We have applied X-ray total scattering with Pair Distribution Function analysis to elucidate the existence of polymorphism in the 29kDa gold nanocluster, Au144(SR)60. We have shown that apart from the well-known icosahedral cluster type, another decahedral polymorph, closer in structure to a twinned fcc structure also exist. Our data showed that for some thiol ligands, the two structures can coexist, illustrating their closeness in energy. The existence of polymorphism on the nanoscale opens for a new aspect in nanostructure engineering. In order to understand the relation between synthesis and structure, it is important to get further insight into the nucleation processes dictating the outcome of a reaction. We have recently shown that X-ray total scattering can be applied for in situ studies of particle formation, giving atomic scale insight into nucleation processes.[3, 4] Since structural information can be extracted from X-ray total scattering even for structures without long range order, in situ studies of particles nucleation allow deducing structures from precursor clusters over pre-nucleation clusters to the final nanoparticles. Here, we will present new results regarding the formation of monodisperse metal and metal oxide colloidal nanoparticles, getting closer to an understanding of the atomic scale processes in particle nucleation. In studies of several different nanoparticle systems, including colloidal iron oxide nanoparticles, we see that the structure of the clusters seen immediately after nucleation can be directly connected to the structural motifs present in the final nanoparticles, explaining the formation of defects in nanostructured particles.

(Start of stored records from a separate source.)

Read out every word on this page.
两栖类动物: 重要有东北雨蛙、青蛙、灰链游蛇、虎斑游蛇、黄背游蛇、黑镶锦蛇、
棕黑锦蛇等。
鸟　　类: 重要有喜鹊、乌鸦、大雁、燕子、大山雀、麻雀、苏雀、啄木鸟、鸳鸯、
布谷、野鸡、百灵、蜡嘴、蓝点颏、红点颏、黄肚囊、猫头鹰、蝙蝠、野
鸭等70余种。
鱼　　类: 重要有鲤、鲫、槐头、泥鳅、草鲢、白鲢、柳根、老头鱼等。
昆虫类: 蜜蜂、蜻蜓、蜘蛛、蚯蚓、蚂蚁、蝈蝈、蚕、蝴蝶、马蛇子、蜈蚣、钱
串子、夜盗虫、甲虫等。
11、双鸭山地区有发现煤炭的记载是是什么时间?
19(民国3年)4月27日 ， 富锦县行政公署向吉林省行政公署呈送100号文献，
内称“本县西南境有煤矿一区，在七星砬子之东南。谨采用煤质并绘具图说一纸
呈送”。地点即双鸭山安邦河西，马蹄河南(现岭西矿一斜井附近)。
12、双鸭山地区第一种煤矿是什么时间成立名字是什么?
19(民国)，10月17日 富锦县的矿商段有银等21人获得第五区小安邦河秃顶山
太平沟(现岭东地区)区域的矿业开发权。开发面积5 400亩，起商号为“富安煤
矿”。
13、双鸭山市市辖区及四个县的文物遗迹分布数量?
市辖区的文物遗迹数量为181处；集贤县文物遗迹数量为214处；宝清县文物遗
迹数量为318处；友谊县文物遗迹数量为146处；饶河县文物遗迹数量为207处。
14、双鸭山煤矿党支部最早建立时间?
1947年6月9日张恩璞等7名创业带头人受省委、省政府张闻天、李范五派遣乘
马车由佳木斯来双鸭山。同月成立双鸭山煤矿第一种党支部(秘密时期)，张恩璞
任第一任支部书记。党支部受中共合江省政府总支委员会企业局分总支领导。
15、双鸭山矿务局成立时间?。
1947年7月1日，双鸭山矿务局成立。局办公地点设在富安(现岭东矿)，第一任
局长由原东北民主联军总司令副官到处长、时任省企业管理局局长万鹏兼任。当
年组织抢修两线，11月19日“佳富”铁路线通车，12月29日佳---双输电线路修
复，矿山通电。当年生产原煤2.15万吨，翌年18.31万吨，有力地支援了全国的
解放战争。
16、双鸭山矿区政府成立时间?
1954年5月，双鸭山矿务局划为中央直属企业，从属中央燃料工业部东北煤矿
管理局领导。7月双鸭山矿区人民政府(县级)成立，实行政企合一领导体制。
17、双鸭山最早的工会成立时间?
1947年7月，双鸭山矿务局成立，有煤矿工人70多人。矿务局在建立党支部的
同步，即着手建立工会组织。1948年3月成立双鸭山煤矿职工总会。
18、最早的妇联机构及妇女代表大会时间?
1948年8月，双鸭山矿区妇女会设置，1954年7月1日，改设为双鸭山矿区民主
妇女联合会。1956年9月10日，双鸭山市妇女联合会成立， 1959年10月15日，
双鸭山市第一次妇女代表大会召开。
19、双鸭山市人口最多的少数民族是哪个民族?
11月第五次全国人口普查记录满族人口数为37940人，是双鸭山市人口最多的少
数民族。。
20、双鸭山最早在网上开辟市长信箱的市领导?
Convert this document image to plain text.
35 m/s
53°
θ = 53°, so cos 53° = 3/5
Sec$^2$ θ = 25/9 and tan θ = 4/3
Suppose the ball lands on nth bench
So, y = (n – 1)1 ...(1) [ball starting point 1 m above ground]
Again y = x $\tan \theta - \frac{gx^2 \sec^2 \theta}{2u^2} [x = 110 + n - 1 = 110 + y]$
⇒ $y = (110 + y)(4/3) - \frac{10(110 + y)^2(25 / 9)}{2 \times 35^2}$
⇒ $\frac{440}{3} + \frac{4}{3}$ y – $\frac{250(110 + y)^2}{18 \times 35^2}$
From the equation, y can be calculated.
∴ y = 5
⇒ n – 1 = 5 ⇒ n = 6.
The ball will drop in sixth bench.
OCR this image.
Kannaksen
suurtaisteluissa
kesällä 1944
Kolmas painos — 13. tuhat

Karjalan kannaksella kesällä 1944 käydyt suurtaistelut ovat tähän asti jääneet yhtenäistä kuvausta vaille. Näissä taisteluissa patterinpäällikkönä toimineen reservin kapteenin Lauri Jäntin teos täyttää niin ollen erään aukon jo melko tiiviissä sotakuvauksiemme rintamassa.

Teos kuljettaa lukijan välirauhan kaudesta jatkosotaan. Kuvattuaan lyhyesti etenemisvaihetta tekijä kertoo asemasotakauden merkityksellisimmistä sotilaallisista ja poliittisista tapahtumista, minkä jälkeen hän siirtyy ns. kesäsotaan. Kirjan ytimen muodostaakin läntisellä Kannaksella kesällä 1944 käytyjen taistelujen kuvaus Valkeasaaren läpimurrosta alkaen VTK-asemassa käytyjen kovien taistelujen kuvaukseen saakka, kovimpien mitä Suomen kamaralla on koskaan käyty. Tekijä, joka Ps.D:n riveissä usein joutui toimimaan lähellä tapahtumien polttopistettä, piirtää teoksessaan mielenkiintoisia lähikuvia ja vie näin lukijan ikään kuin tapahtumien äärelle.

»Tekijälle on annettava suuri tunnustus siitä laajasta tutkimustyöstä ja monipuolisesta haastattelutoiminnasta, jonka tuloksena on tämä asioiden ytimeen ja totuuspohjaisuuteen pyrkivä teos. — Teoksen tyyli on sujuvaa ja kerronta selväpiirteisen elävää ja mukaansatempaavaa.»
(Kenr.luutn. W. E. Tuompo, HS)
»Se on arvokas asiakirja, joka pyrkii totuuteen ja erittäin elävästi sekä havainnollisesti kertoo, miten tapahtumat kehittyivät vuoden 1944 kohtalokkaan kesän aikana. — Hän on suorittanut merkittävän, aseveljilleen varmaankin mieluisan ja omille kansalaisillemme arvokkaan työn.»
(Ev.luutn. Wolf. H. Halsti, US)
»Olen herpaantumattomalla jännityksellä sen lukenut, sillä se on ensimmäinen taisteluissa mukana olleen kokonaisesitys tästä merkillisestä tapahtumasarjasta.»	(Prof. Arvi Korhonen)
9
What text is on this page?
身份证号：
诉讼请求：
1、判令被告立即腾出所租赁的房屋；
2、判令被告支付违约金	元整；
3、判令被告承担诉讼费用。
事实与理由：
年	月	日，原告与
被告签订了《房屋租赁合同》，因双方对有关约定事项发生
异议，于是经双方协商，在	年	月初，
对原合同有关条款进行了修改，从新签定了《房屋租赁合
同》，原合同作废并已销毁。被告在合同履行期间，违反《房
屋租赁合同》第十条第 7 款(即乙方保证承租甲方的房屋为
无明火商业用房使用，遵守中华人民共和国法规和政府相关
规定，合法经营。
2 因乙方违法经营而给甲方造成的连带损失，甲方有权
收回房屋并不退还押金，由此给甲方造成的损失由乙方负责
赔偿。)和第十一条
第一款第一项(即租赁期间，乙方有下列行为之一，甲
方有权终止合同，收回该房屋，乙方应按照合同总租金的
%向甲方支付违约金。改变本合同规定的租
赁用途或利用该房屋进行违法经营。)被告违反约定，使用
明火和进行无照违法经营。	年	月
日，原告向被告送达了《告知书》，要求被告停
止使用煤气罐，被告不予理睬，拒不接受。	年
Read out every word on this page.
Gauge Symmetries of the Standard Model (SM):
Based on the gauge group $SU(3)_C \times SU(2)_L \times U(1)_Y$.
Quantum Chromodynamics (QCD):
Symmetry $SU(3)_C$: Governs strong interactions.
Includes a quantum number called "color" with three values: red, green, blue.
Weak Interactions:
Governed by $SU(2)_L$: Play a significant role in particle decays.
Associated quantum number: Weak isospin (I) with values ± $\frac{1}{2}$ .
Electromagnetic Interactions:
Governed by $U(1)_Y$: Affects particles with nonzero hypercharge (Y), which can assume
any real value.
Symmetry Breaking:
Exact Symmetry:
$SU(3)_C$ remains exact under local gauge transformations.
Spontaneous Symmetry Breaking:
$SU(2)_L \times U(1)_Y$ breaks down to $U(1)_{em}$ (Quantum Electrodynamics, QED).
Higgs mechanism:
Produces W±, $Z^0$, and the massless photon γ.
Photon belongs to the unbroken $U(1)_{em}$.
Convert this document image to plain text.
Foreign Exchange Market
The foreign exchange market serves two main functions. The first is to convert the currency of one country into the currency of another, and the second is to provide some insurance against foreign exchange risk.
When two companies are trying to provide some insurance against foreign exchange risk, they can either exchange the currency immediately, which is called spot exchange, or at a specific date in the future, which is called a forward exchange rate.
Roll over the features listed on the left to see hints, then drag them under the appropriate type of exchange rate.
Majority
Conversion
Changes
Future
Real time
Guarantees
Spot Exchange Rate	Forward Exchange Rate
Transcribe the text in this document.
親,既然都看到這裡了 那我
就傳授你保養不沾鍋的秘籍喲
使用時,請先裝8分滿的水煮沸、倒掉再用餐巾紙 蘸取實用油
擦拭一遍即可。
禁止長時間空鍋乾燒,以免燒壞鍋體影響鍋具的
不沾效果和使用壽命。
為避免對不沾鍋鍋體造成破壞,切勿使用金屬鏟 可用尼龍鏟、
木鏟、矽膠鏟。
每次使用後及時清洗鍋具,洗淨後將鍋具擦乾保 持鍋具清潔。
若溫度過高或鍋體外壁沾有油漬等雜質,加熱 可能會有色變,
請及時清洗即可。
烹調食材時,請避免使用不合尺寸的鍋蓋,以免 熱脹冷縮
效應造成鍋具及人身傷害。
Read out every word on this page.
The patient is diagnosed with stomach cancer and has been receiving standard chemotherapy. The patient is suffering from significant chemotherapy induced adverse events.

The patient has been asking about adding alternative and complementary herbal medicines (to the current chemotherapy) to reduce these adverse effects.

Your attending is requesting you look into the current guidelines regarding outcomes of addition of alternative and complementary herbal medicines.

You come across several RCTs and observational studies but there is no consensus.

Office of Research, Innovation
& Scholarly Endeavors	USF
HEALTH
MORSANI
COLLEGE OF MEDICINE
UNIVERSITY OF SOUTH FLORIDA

1. Billinge, S. J. L.; Levin, I. Science 2007, 316, (5824), 561-565.
2. Jensen, K. M. O.; Juhas, P.; Tofanelli, M. A.; Heinecke, C. L.; Vaughan, G.; Ackerson, C. J.; Billinge, S. J. L. Nat Commun 2016, 7.
3. Jensen, K. M. O.; Andersen, H. L.; Tyrsted, C.; Bojesen, E. D.; Dippel, A. C.; Lock, N.; Billinge, S. J. L.; Iversen, B. B.; Christensen, M. ACS Nano 2014, 8, (10), 10704-10714.
4. Jensen, K. M. Ø.; Tyrsted, C.; Bremholm, M.; Iversen, B. B. ChemSusChem 2014, 7, (6), 1594-1611.